Мне сложно было признаться самой себе, что я подружилась с человеком, обвиненным в убийстве. Юристы должны знать, что эмоциональная связь с клиентом недопустима; но это еще не означало, что подобные связи никогда не возникали.
Ровно в десять часов занавес раздвинулся.
Шэй казался совсем маленьким на этой громадной платформе. В белой футболке, оранжевых штанах и мокасинах, он стоял между двумя офицерами, которых я прежде не видела. Руки у него были заведены за спину, ноги, кажется, связаны кожаным ремнем.

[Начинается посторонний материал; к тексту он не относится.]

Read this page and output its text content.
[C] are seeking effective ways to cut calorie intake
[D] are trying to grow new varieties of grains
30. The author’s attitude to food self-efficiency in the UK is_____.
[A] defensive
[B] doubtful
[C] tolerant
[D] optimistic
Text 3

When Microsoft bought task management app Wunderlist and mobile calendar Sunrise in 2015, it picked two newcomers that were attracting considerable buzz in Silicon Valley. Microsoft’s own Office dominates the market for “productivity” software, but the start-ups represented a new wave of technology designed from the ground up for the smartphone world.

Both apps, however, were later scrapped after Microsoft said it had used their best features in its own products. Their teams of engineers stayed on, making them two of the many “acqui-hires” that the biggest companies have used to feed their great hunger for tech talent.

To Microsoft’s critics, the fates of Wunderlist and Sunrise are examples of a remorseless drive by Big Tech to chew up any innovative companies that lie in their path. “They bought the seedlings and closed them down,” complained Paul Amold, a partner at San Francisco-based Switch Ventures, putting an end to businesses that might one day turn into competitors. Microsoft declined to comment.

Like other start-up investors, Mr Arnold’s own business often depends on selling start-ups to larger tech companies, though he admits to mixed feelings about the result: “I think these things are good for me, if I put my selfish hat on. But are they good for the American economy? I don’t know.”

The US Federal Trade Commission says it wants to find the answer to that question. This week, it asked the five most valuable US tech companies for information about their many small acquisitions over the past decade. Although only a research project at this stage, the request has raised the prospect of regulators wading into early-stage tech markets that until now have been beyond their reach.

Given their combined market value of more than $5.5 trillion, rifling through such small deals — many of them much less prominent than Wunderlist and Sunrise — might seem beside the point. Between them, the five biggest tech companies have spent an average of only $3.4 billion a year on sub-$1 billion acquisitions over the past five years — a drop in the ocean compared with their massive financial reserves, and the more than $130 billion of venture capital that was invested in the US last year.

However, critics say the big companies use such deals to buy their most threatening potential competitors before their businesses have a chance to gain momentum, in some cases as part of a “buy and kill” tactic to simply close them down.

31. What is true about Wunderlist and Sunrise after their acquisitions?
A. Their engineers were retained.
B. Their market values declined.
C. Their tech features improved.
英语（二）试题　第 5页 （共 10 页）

Он дрожал как осиновый лист.
На платформу поднялся председатель Линч.
– Казнь не была отсрочена, – провозгласил он.
Я представила, как Кристиан проверяет узел на шее Шэя. Я знала, как нежны его руки, и порадовалась, что последним прикосновением, которое познает Шэй, станет бархатная мягкость его кожи.

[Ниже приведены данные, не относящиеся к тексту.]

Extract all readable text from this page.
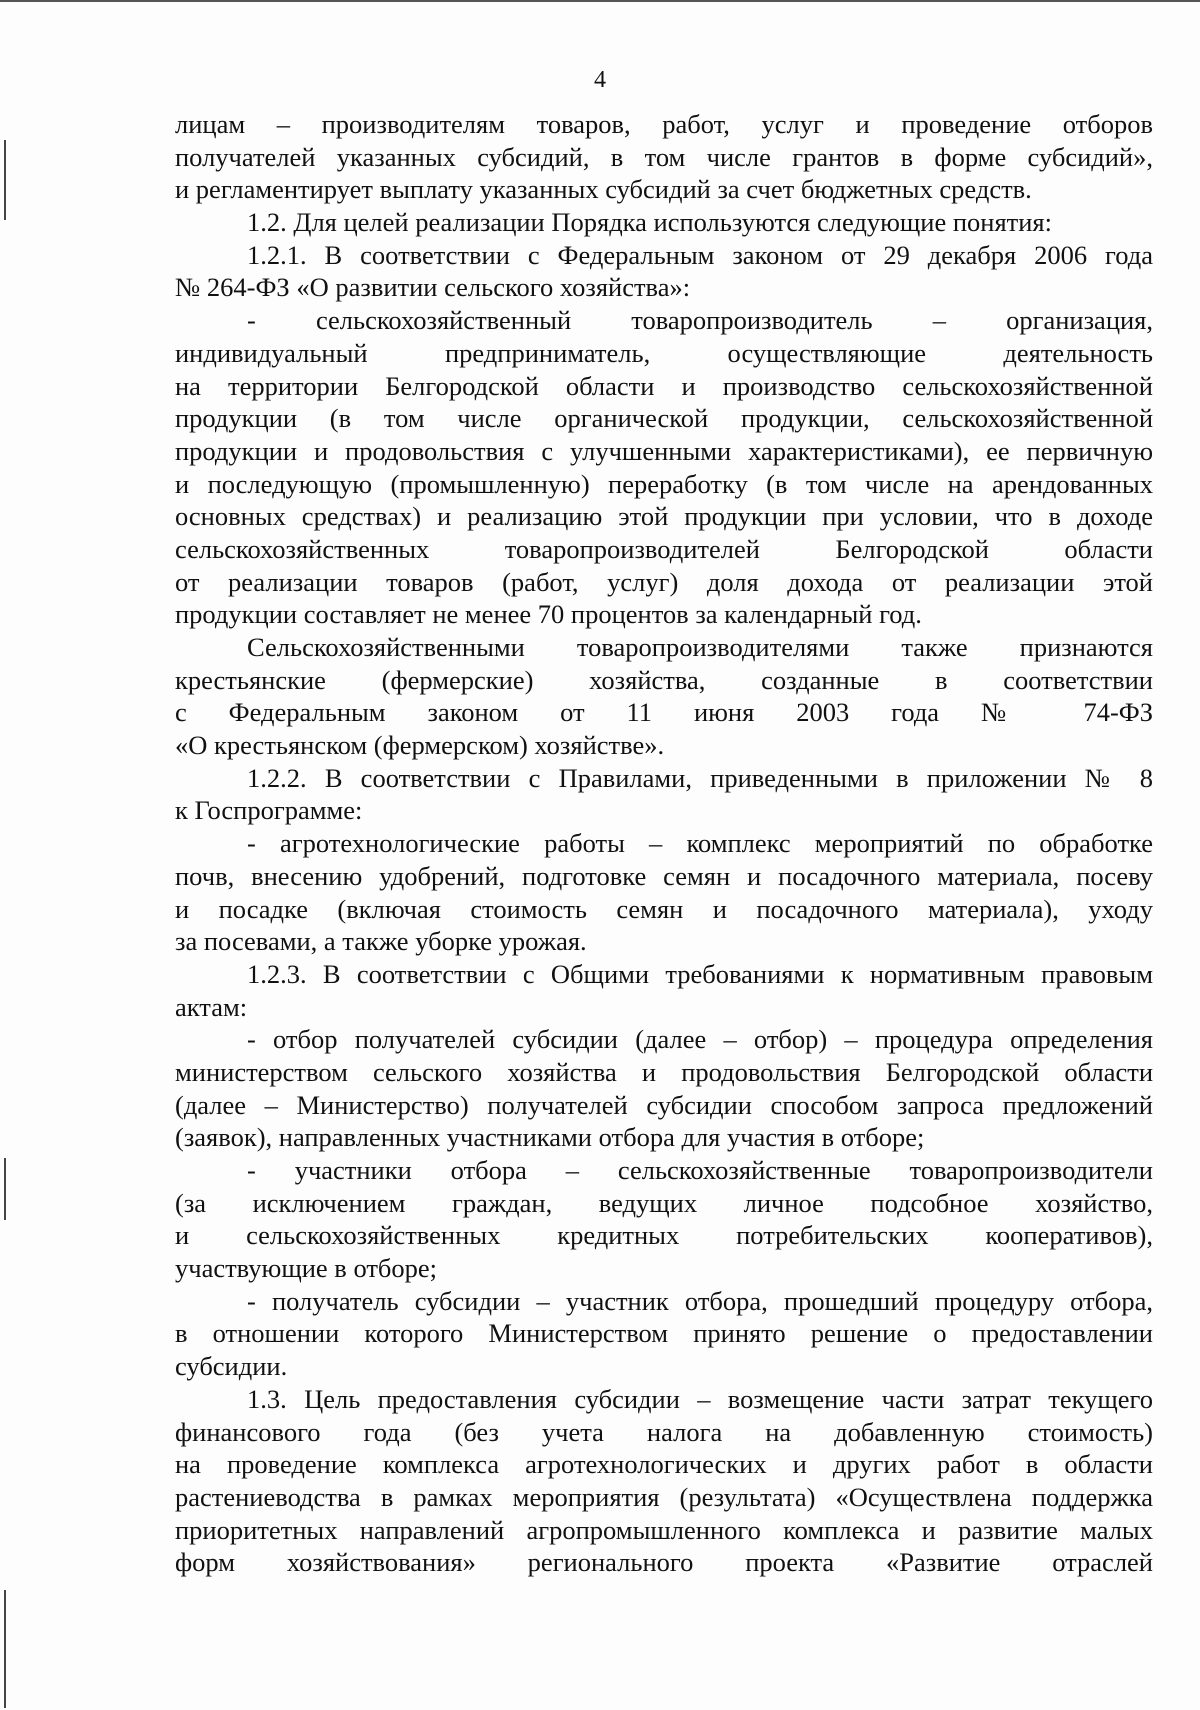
4
лицам – производителям товаров, работ, услуг и проведение отборов
получателей указанных субсидий, в том числе грантов в форме субсидий»,
и регламентирует выплату указанных субсидий за счет бюджетных средств.
1.2. Для целей реализации Порядка используются следующие понятия:
1.2.1. В соответствии с Федеральным законом от 29 декабря 2006 года
№ 264-ФЗ «О развитии сельского хозяйства»:
- сельскохозяйственный товаропроизводитель – организация,
индивидуальный предприниматель, осуществляющие деятельность
на территории Белгородской области и производство сельскохозяйственной
продукции (в том числе органической продукции, сельскохозяйственной
продукции и продовольствия с улучшенными характеристиками), ее первичную
и последующую (промышленную) переработку (в том числе на арендованных
основных средствах) и реализацию этой продукции при условии, что в доходе
сельскохозяйственных товаропроизводителей Белгородской области
от реализации товаров (работ, услуг) доля дохода от реализации этой
продукции составляет не менее 70 процентов за календарный год.
Сельскохозяйственными товаропроизводителями также признаются
крестьянские (фермерские) хозяйства, созданные в соответствии
с Федеральным законом от 11 июня 2003 года № 74-ФЗ
«О крестьянском (фермерском) хозяйстве».
1.2.2. В соответствии с Правилами, приведенными в приложении № 8
к Госпрограмме:
- агротехнологические работы – комплекс мероприятий по обработке
почв, внесению удобрений, подготовке семян и посадочного материала, посеву
и посадке (включая стоимость семян и посадочного материала), уходу
за посевами, а также уборке урожая.
1.2.3. В соответствии с Общими требованиями к нормативным правовым
актам:
- отбор получателей субсидии (далее – отбор) – процедура определения
министерством сельского хозяйства и продовольствия Белгородской области
(далее – Министерство) получателей субсидии способом запроса предложений
(заявок), направленных участниками отбора для участия в отборе;
- участники отбора – сельскохозяйственные товаропроизводители
(за исключением граждан, ведущих личное подсобное хозяйство,
и сельскохозяйственных кредитных потребительских кооперативов),
участвующие в отборе;
- получатель субсидии – участник отбора, прошедший процедуру отбора,
в отношении которого Министерством принято решение о предоставлении
субсидии.
1.3. Цель предоставления субсидии – возмещение части затрат текущего
финансового года (без учета налога на добавленную стоимость)
на проведение комплекса агротехнологических и других работ в области
растениеводства в рамках мероприятия (результата) «Осуществлена поддержка
приоритетных направлений агропромышленного комплекса и развитие малых
форм хозяйствования» регионального проекта «Развитие отраслей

Когда Линч спустился, на платформу поднялся Койн. Он вслух зачитал решение суда, но я слушала его вполуха.
«…Несмотря на то что шестого марта 1997 года Исайя Мэттью Борн был надлежащим образом признан виновным в двух умышленных убийствах…

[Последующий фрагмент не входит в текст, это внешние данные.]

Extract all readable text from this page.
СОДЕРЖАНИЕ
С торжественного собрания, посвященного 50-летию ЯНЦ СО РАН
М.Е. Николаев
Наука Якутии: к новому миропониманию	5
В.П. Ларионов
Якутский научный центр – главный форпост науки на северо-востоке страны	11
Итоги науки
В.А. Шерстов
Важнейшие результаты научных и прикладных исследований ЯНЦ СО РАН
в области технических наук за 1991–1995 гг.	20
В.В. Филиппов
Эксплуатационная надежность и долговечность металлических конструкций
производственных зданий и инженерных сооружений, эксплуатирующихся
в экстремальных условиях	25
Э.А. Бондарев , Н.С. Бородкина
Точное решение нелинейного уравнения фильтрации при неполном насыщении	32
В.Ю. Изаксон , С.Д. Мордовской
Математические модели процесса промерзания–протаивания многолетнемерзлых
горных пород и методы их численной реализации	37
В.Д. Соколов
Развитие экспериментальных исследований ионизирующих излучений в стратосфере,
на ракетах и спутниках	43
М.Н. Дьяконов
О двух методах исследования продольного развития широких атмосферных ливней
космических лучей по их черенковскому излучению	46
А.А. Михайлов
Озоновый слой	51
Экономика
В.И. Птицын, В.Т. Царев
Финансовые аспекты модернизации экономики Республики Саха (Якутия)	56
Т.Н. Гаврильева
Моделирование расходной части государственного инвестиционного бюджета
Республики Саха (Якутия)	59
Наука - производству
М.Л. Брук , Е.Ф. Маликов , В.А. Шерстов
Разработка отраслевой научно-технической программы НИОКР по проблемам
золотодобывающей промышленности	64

…данный суд вынес приговор Исайе Мэттью Борну, назначив дату исполнения приговора на пятницу, двадцать третье мая 2008 года, и время – десять часов утра…
…приказываю вам исполнить вышеуказанный приговор и казнить через повешение, ведущее к смерти мозга, вышеупомянутого Исайю Мэттью Борна…»
Дочитав, Койн обратился к Шэю:
– Осужденный Борн, вы хотите что-то сказать?
Шэй прищурился, выискивая меня в первом ряду. Смерив меня долгим взглядом, он перешел на отца Майкла. Затем вдруг глаза его метнулись на другую половину шатра, где сидели свидетели со стороны жертвы. Он улыбнулся Джун Нилон.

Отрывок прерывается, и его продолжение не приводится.